After stopping to watch a heard of elk move through, my buddy spotted a small heard of lope on a distant ridge about a mile way. Through the spotter he made out what looked to be a decent buck, and given the beautiful terrain and outlook on the numbers - we decided to go after it. So, down into a canyon, across a few forks of the river, and up the other side through the aspens full of elk we went. Once we neared the top of the ridge that gave way into a bowl in which we saw the antelope heading for we got ready.
I am generally first shooter (or right of denial) as I now fly in from MI and the rest of our crew lives in/near Denver. So I get ready with my shooting sticks and we pop over the crest.
There they are, at 175 yards just looking at us. I get my scope on the buck but I have the "first-shooter-shakes" and just don't feel good about it and elect to pass. Then the group hightails it up higher into the bowl.
After about 1 minute I realize that I have calmed down and was pissed I passed up a shot at a mature goat on a low numbers year. So, I whip the bi-pod out of my pack, screw it on and go prone with my lumbar pack as a rear rest. My buddies are ranging the buck at 507 with my Leica 1200, so I dial the CDS to 490 to compensate for the uphill shot and settled it. I felt super steady and there was no hint of wind. He was at ease and feeding and slightly quartering away facing right. I fire - coming out of the recoil in time to see a reaction to a hit and he runs about 20-30 yards and pauses, quartering slightly away and left - I fire again. Another hit and he drops.
Turns out both were perfect hits going in behind the shoulder and out the neck - and so the shots both criss-crossed the vitals leaving two 2" exit holes out both sides of the neck.
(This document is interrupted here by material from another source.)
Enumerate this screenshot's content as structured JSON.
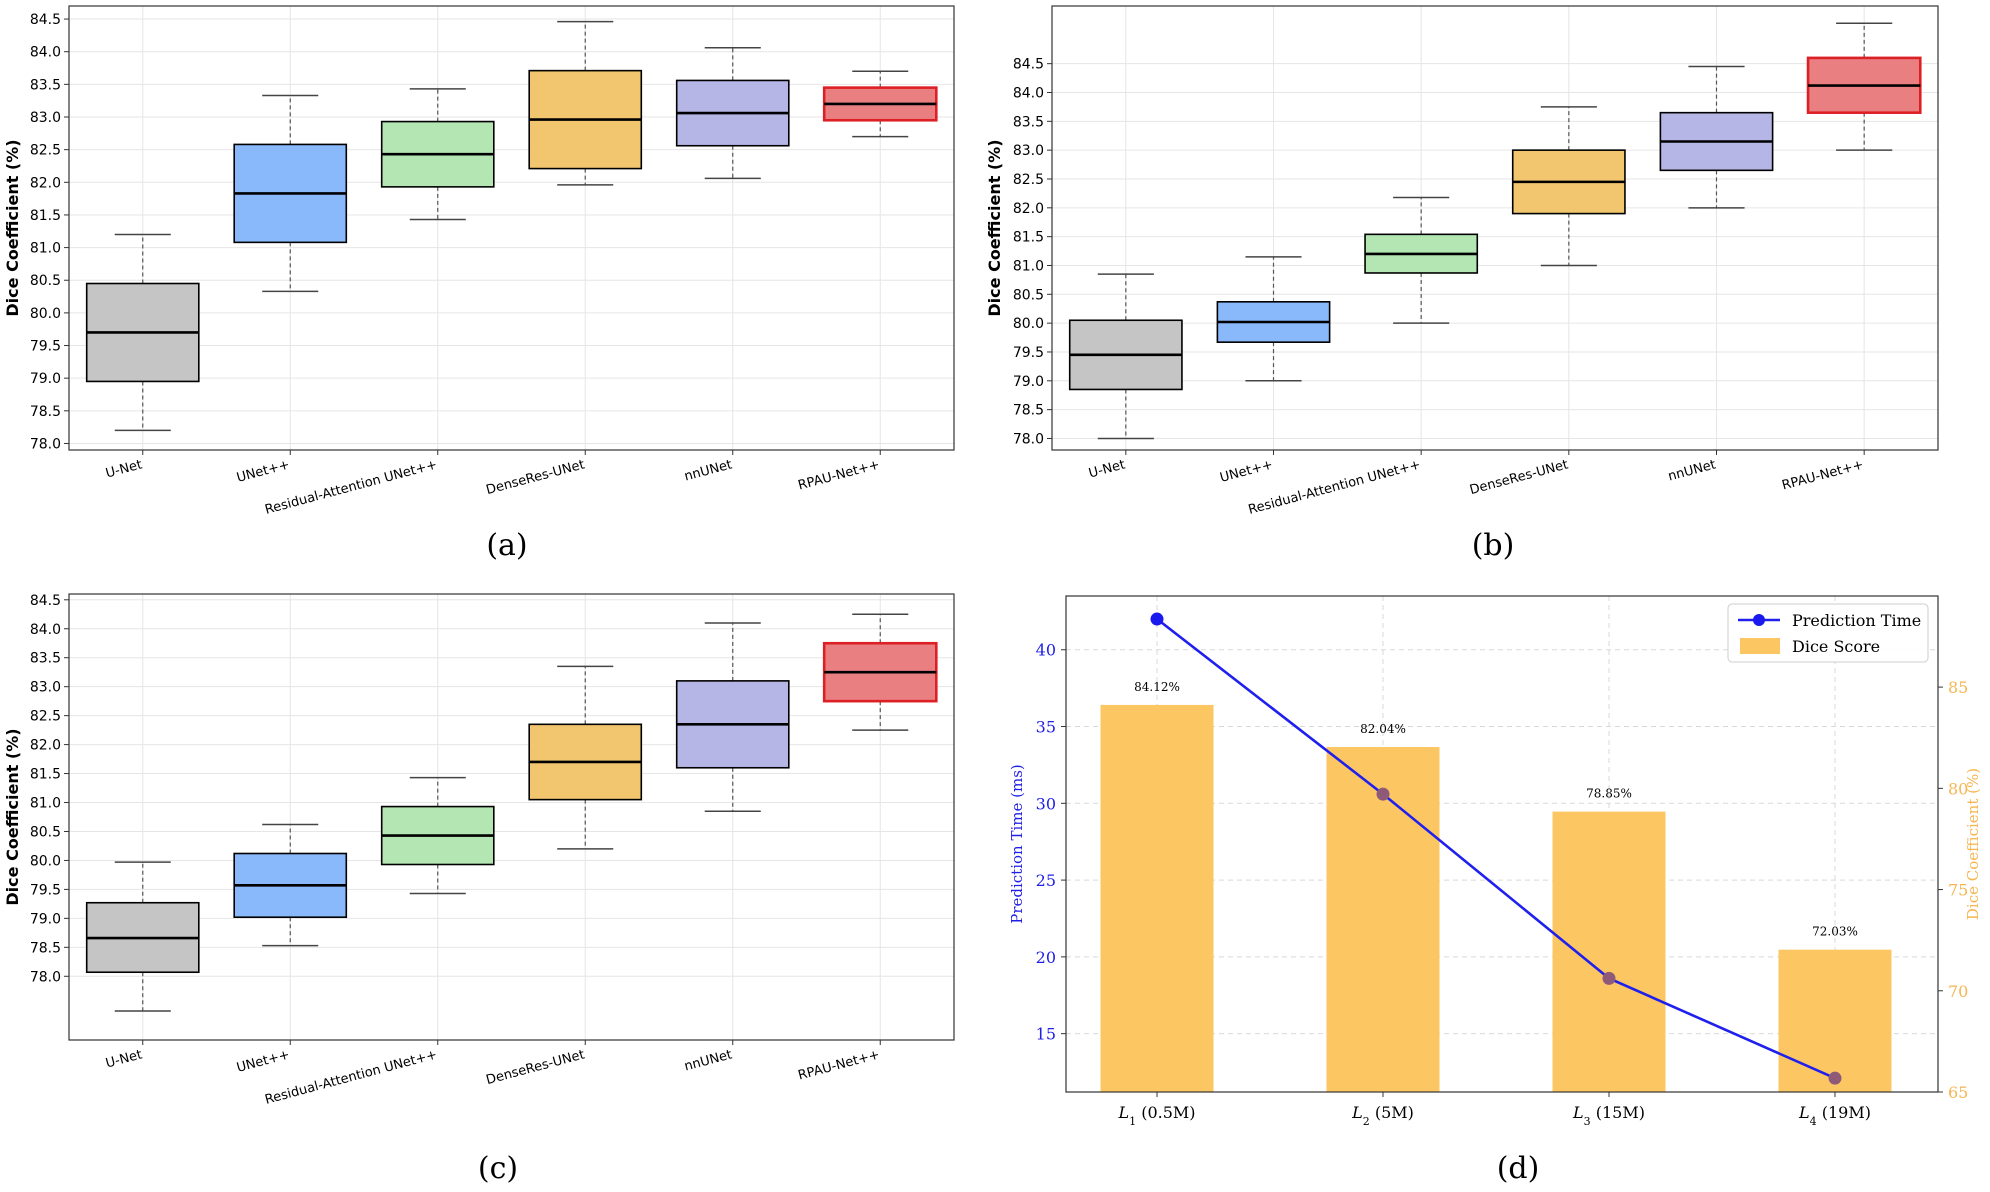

I was pleased with the bullet performance and placement. We dressed him out and quartered him as the sun continued to rise. The hike back was long, but we were all smiles.
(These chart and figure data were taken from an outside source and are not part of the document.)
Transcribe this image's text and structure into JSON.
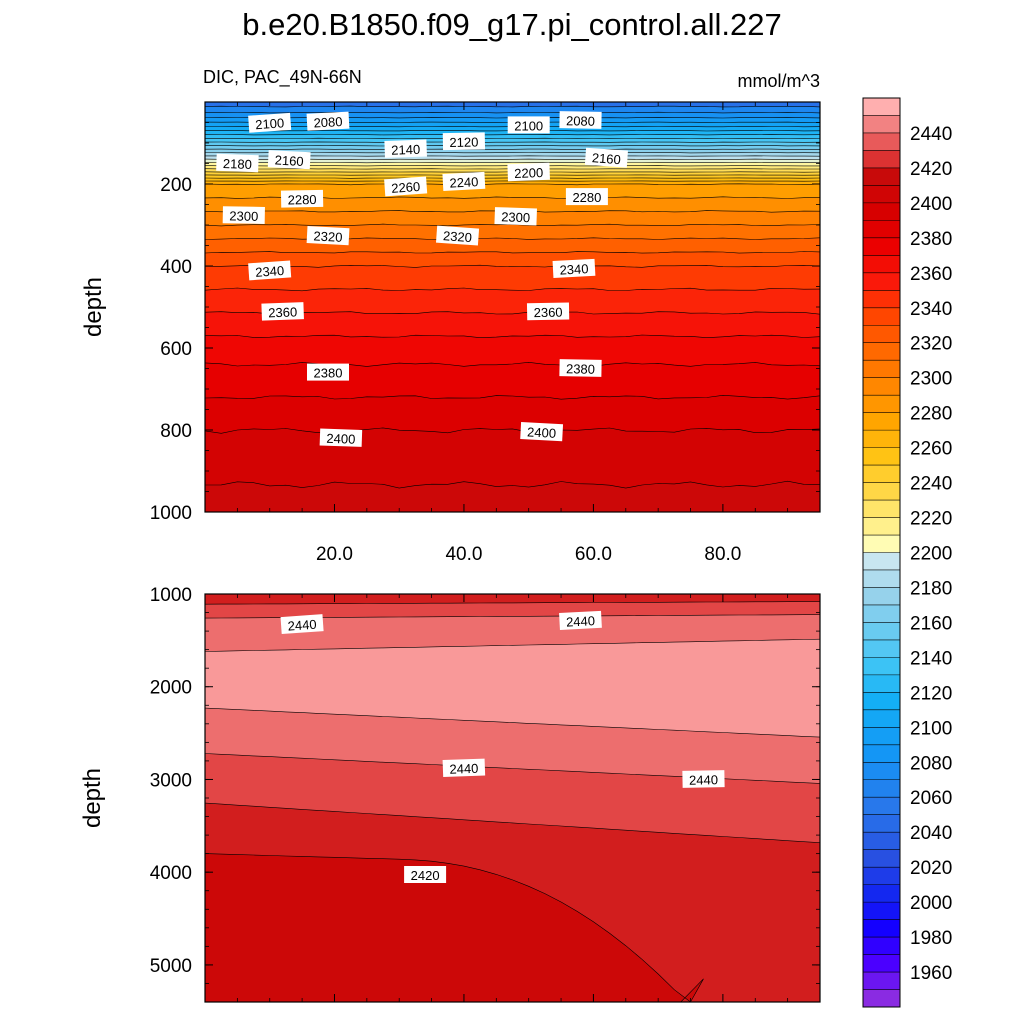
{
  "chart_data": {
    "type": "contour",
    "title": "b.e20.B1850.f09_g17.pi_control.all.227",
    "subtitle_left": "DIC, PAC_49N-66N",
    "subtitle_right": "mmol/m^3",
    "variable": "DIC",
    "region": "PAC_49N-66N",
    "units": "mmol/m^3",
    "upper_panel": {
      "ylabel": "depth",
      "ylim": [
        0,
        1000
      ],
      "yticks": [
        "200",
        "400",
        "600",
        "800",
        "1000"
      ],
      "xlim": [
        0,
        95
      ],
      "xticks": [
        "20.0",
        "40.0",
        "60.0",
        "80.0"
      ],
      "contour_labels": [
        {
          "text": "2100",
          "x": 10,
          "y": 52
        },
        {
          "text": "2080",
          "x": 19,
          "y": 48
        },
        {
          "text": "2140",
          "x": 31,
          "y": 115
        },
        {
          "text": "2120",
          "x": 40,
          "y": 97
        },
        {
          "text": "2100",
          "x": 50,
          "y": 57
        },
        {
          "text": "2080",
          "x": 58,
          "y": 45
        },
        {
          "text": "2180",
          "x": 5,
          "y": 150
        },
        {
          "text": "2160",
          "x": 13,
          "y": 142
        },
        {
          "text": "2160",
          "x": 62,
          "y": 137
        },
        {
          "text": "2260",
          "x": 31,
          "y": 207
        },
        {
          "text": "2240",
          "x": 40,
          "y": 195
        },
        {
          "text": "2200",
          "x": 50,
          "y": 172
        },
        {
          "text": "2280",
          "x": 15,
          "y": 237
        },
        {
          "text": "2280",
          "x": 59,
          "y": 232
        },
        {
          "text": "2300",
          "x": 6,
          "y": 277
        },
        {
          "text": "2300",
          "x": 48,
          "y": 280
        },
        {
          "text": "2320",
          "x": 19,
          "y": 327
        },
        {
          "text": "2320",
          "x": 39,
          "y": 327
        },
        {
          "text": "2340",
          "x": 10,
          "y": 412
        },
        {
          "text": "2340",
          "x": 57,
          "y": 407
        },
        {
          "text": "2360",
          "x": 12,
          "y": 512
        },
        {
          "text": "2360",
          "x": 53,
          "y": 512
        },
        {
          "text": "2380",
          "x": 19,
          "y": 660
        },
        {
          "text": "2380",
          "x": 58,
          "y": 650
        },
        {
          "text": "2400",
          "x": 21,
          "y": 820
        },
        {
          "text": "2400",
          "x": 52,
          "y": 805
        }
      ]
    },
    "lower_panel": {
      "ylabel": "depth",
      "ylim": [
        1000,
        5400
      ],
      "yticks": [
        "1000",
        "2000",
        "3000",
        "4000",
        "5000"
      ],
      "xlim": [
        0,
        95
      ],
      "contour_labels": [
        {
          "text": "2440",
          "x": 15,
          "y": 1330
        },
        {
          "text": "2440",
          "x": 58,
          "y": 1290
        },
        {
          "text": "2440",
          "x": 40,
          "y": 2880
        },
        {
          "text": "2440",
          "x": 77,
          "y": 3000
        },
        {
          "text": "2420",
          "x": 34,
          "y": 4030
        }
      ]
    },
    "colorbar": {
      "levels_min": 1950,
      "levels_max": 2460,
      "interval": 10,
      "tick_labels": [
        "1960",
        "1980",
        "2000",
        "2020",
        "2040",
        "2060",
        "2080",
        "2100",
        "2120",
        "2140",
        "2160",
        "2180",
        "2200",
        "2220",
        "2240",
        "2260",
        "2280",
        "2300",
        "2320",
        "2340",
        "2360",
        "2380",
        "2400",
        "2420",
        "2440"
      ]
    }
  }
}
(My favorite pic of the trip)
Win 70, Classic SS short action
23" Pac-Nor in 308 win
Mickey Bridges Pattern EDGE
PT&G bottom metal
VX3 2.5-8x36 CDS
155 Scenar, Varget, Lapua brass
Next up was my buddy Brian who got on a nice buck on a small tract of state land, right off the main road and dropped him at 206 yards. Drove the truck right up to him, cracked a beer and dressed it from the tailgate hoist with some J. Cash playing in the background...livin' well.
Marlin XS7 - 308 Win
165gr Hornady BTSP/Varget
VX2 2-7x33 CDS
Next up we spotted some does on state land and my other buddy did not feel comfortable with the distance with his new rig only a few weeks old and sighted in the day before - so I opted to take a poke with my new rifle that just so happened to shoot a VERY tight group with the first plain jane factory fodder that I tried the week prior.
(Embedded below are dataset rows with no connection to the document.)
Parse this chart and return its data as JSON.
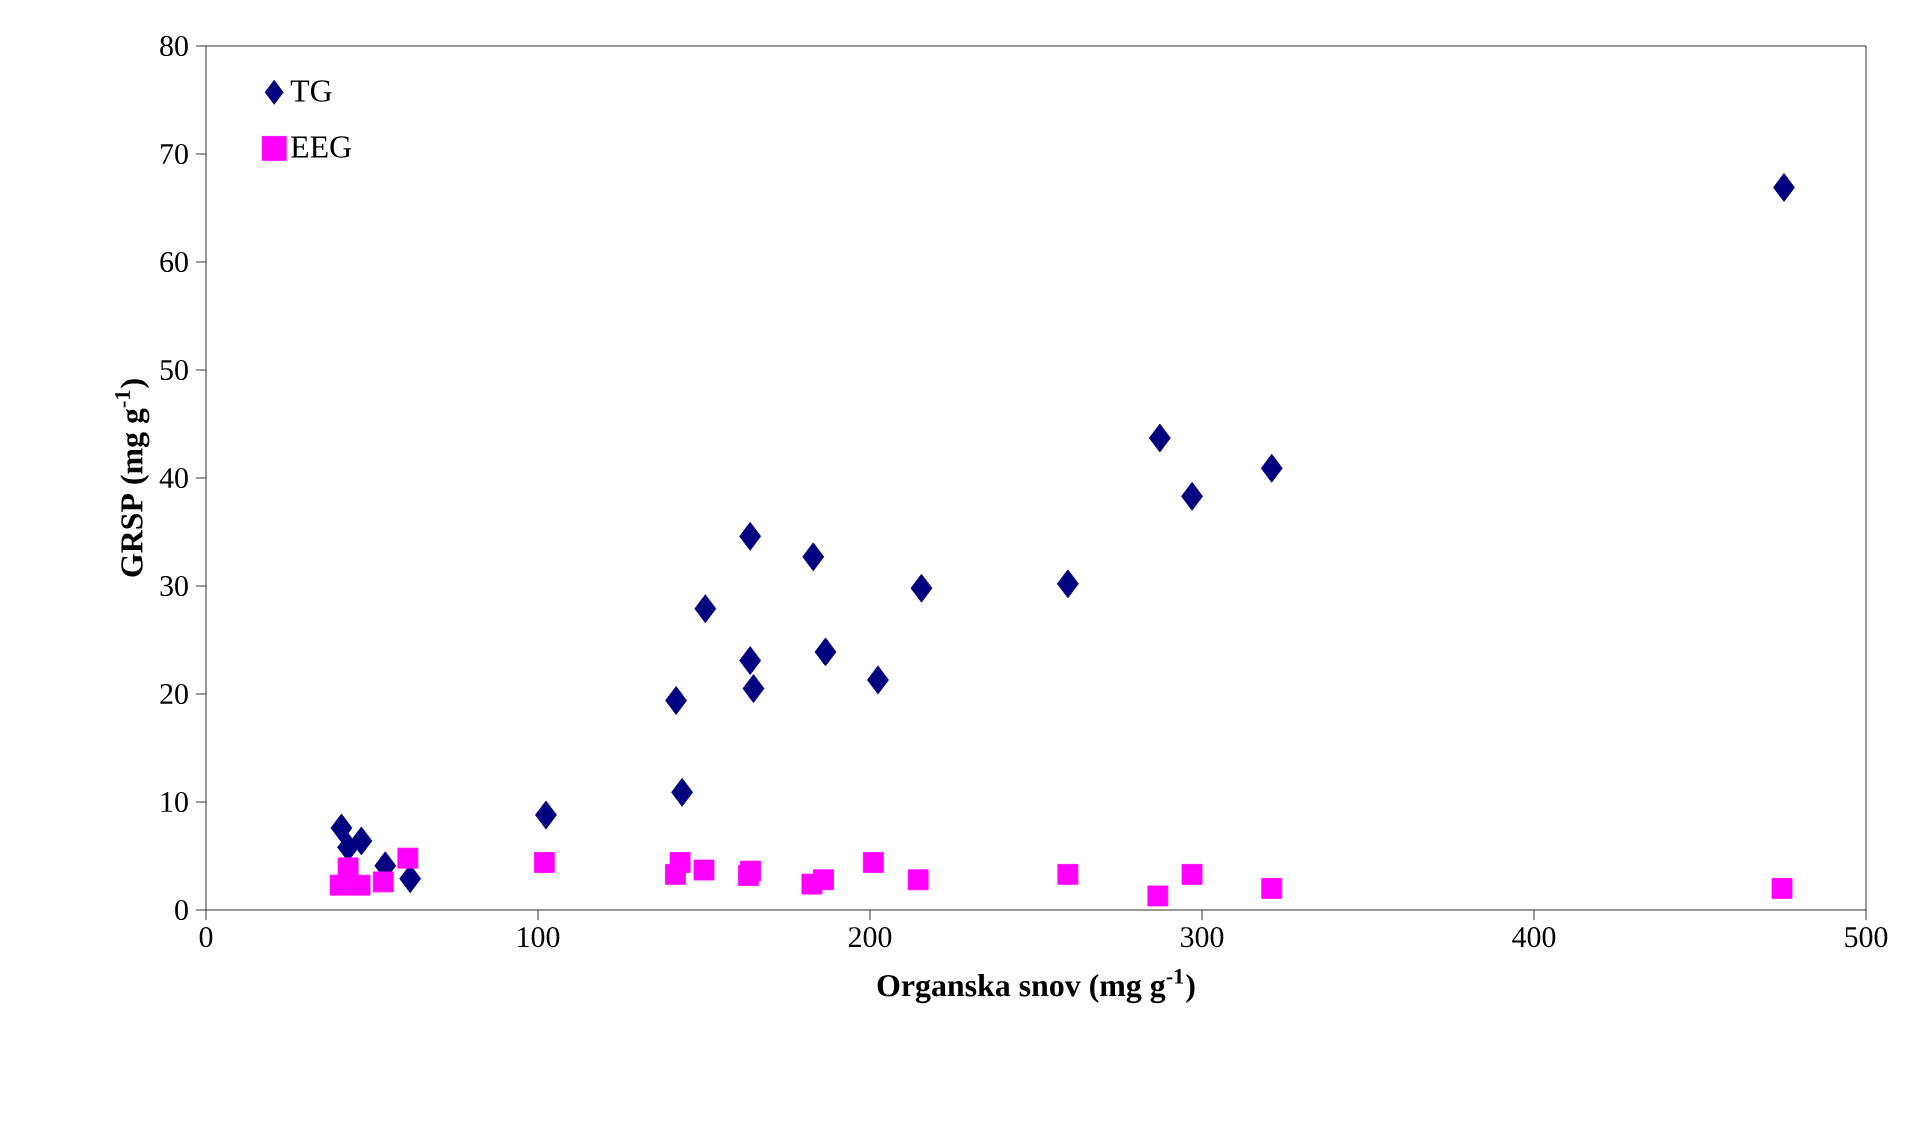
{
  "chart_data": {
    "type": "scatter",
    "xlabel": "**Organska snov (mg g$^{-1}$)**",
    "ylabel": "**GRSP (mg g$^{-1}$)**",
    "xlim": [
      0,
      500
    ],
    "xticks": [
      0,
      100,
      200,
      300,
      400,
      500
    ],
    "ylim": [
      0,
      80
    ],
    "yticks": [
      0,
      10,
      20,
      30,
      40,
      50,
      60,
      70,
      80
    ],
    "grid": false,
    "legend": "top left",
    "series": [
      {
        "name": "TG",
        "color": "#000080",
        "marker": "diamond",
        "x": [
          40.8,
          46.8,
          42.8,
          54,
          61.5,
          102.4,
          143.4,
          141.6,
          150.4,
          163.9,
          164.9,
          163.9,
          182.9,
          186.6,
          202.4,
          215.5,
          259.6,
          287.3,
          297,
          321,
          475.3
        ],
        "values": [
          7.6,
          6.4,
          5.8,
          4.1,
          2.9,
          8.8,
          10.9,
          19.4,
          27.9,
          23.1,
          20.5,
          34.6,
          32.7,
          23.9,
          21.3,
          29.8,
          30.2,
          43.7,
          38.3,
          40.9,
          66.9
        ]
      },
      {
        "name": "EEG",
        "color": "#ff00ff",
        "marker": "square",
        "x": [
          42.8,
          40.4,
          46.4,
          53.4,
          60.8,
          101.9,
          142.8,
          141.4,
          150,
          163.4,
          164,
          182.5,
          186,
          201,
          214.5,
          259.6,
          286.7,
          297,
          321,
          474.7
        ],
        "values": [
          3.9,
          2.3,
          2.3,
          2.6,
          4.8,
          4.4,
          4.4,
          3.3,
          3.7,
          3.2,
          3.6,
          2.4,
          2.8,
          4.4,
          2.8,
          3.3,
          1.3,
          3.3,
          2.0,
          2.0
        ]
      }
    ]
  }
}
So, this little lady succumbed to a rifle that had waited 55 years for it's first kill.
1958 Model 70 Featherweight
130 win PPs
Snow - hail - sleet - 50mph winds
But, with an area rich with broken and varied terrain we were able to stalk within 150-175 yards for both of my buddies other tags and were tagged out by 1pm and headed for camp and a nice 12yr single malt around the campfire.
Marlin XS7 - 308
Model 70 SS Classic
This doe was taken while bedded after an epic stalk down a drainage through some dense brush. A great end to the hunt.
Next year through - we might try for elk in this same area if we can draw tags.